Ingredients
- 1 tablespoon coconut oil
- 1 onion, diced
- 2 cloves garlic, minced
- 1 teaspoon ginger, grated
- 1 teaspoon garam masala
- 1 teaspoon cumin
- 1 teaspoon turmeric
- 2 cups diced tomatoes
- 2 tablespoons tomato paste
- 1 teaspoon salt
- 1/2 teaspoon black pepper
- 2 cups vegetable broth
- 3 cups potatoes, diced
- 1 cup peas
- 1/2 cup coconut milk
Directions
- Heat the coconut oil in a large pot over medium heat.
- Add the onion and garlic and sauté until softened, about 5 minutes.
- Add the ginger, garam masala, cumin, and turmeric and cook for 1 minute.
- Stir in the diced tomatoes, tomato paste, salt, and pepper. Sauté for 5 minutes.
- Add the vegetable broth and potatoes and bring to a boil. Reduce the heat to a simmer and cook for 10 minutes or until the potatoes are tender.

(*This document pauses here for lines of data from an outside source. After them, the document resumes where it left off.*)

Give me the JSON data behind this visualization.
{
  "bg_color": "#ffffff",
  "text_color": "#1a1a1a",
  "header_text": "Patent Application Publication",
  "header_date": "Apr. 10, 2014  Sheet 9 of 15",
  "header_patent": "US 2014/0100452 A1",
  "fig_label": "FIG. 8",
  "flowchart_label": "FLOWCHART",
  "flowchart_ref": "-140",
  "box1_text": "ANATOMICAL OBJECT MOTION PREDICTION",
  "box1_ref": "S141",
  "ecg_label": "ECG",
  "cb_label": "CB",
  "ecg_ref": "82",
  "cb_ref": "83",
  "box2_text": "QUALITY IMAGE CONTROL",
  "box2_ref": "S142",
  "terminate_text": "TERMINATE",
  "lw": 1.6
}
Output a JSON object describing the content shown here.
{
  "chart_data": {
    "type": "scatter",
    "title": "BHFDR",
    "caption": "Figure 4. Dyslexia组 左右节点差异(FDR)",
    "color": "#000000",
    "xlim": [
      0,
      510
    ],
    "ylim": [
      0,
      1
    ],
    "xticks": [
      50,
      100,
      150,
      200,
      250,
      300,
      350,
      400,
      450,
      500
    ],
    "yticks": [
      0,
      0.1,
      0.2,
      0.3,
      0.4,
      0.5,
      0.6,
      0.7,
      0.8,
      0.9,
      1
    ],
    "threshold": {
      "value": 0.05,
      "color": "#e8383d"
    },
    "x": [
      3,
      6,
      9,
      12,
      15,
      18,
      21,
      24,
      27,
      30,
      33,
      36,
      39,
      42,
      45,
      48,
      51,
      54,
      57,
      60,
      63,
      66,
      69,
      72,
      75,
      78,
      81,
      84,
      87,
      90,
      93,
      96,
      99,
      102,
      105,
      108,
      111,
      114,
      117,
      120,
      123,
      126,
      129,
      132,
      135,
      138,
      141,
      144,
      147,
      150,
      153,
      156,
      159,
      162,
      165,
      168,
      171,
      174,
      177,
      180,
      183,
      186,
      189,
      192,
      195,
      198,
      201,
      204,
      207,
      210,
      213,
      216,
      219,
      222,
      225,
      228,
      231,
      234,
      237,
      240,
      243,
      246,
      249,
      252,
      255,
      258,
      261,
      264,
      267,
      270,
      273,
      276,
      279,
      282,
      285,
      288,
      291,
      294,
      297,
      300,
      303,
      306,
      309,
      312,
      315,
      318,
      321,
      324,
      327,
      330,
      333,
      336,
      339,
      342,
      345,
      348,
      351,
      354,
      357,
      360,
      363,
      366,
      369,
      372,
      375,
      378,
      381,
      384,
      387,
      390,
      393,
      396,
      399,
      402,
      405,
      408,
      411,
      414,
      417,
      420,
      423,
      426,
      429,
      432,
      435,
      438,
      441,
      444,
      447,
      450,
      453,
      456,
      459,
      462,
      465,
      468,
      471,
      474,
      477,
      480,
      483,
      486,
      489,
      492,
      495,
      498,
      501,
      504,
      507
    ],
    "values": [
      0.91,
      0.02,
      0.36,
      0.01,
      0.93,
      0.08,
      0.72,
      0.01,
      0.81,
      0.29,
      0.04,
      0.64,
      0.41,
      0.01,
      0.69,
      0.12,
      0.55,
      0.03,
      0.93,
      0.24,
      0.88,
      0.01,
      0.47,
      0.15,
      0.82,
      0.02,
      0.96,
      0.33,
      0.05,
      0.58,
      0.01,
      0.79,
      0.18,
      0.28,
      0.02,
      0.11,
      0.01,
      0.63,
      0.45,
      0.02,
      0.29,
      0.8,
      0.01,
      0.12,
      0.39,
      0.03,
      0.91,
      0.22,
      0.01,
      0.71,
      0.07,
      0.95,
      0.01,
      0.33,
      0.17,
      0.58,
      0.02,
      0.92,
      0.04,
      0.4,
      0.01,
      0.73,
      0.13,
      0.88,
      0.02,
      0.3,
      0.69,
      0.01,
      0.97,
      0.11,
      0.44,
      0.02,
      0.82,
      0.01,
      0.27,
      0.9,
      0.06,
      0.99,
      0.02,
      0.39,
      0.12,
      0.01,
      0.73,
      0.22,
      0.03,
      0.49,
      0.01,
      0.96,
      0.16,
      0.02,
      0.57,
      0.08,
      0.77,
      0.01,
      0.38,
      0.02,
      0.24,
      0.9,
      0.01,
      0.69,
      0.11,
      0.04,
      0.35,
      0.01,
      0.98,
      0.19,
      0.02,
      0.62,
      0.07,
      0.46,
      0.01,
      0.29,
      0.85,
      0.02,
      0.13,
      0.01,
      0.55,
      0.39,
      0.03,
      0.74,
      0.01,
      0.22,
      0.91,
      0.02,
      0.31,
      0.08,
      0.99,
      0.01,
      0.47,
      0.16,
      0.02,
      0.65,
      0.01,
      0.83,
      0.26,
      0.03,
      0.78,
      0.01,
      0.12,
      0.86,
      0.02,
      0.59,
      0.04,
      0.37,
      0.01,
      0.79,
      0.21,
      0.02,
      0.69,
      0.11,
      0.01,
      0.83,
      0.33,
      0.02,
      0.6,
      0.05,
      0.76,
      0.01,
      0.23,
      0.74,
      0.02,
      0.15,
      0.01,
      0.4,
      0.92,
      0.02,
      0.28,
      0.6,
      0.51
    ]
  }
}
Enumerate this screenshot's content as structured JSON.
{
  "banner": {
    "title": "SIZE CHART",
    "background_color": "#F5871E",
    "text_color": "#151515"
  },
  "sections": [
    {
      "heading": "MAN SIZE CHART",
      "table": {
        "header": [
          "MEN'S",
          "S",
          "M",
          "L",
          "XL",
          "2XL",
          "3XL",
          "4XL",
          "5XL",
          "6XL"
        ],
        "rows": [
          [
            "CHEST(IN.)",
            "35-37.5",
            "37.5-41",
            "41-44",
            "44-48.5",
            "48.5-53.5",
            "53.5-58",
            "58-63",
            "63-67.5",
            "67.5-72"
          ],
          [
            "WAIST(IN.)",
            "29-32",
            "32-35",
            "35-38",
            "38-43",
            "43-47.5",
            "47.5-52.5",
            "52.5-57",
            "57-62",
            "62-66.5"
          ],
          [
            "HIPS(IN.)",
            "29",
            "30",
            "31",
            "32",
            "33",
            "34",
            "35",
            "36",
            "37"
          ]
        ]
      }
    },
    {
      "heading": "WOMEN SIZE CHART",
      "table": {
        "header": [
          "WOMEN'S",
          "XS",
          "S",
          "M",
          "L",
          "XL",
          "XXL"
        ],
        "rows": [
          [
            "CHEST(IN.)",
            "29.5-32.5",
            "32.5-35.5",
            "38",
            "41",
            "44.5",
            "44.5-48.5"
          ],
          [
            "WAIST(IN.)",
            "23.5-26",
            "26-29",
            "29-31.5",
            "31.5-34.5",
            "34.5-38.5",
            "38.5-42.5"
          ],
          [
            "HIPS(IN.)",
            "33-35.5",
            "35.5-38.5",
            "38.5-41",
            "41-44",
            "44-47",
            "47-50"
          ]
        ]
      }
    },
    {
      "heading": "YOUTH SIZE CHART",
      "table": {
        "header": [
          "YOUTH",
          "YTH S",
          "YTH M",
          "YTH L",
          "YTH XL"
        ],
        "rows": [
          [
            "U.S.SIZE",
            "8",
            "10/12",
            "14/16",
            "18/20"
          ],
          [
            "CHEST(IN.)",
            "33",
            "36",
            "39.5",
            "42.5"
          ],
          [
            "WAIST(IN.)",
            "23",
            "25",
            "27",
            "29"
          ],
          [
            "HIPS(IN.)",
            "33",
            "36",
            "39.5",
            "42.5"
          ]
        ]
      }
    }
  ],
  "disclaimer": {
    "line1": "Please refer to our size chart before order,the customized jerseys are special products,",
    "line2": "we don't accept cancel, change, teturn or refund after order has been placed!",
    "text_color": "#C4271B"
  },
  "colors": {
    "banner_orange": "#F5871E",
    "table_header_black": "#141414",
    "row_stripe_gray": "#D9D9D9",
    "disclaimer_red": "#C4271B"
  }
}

- Stir in the peas and coconut milk and cook for 5 minutes.
- Serve with brown rice or naan bread.
Interesting Facts
- This vegan potato curry is a great source of plant-based protein.
- Garam masala is a blend of spices that includes cardamom, cumin, and coriander.
- Turmeric is a spice that is known for its anti-inflammatory properties.
- Coconut milk adds a creamy texture to the curry.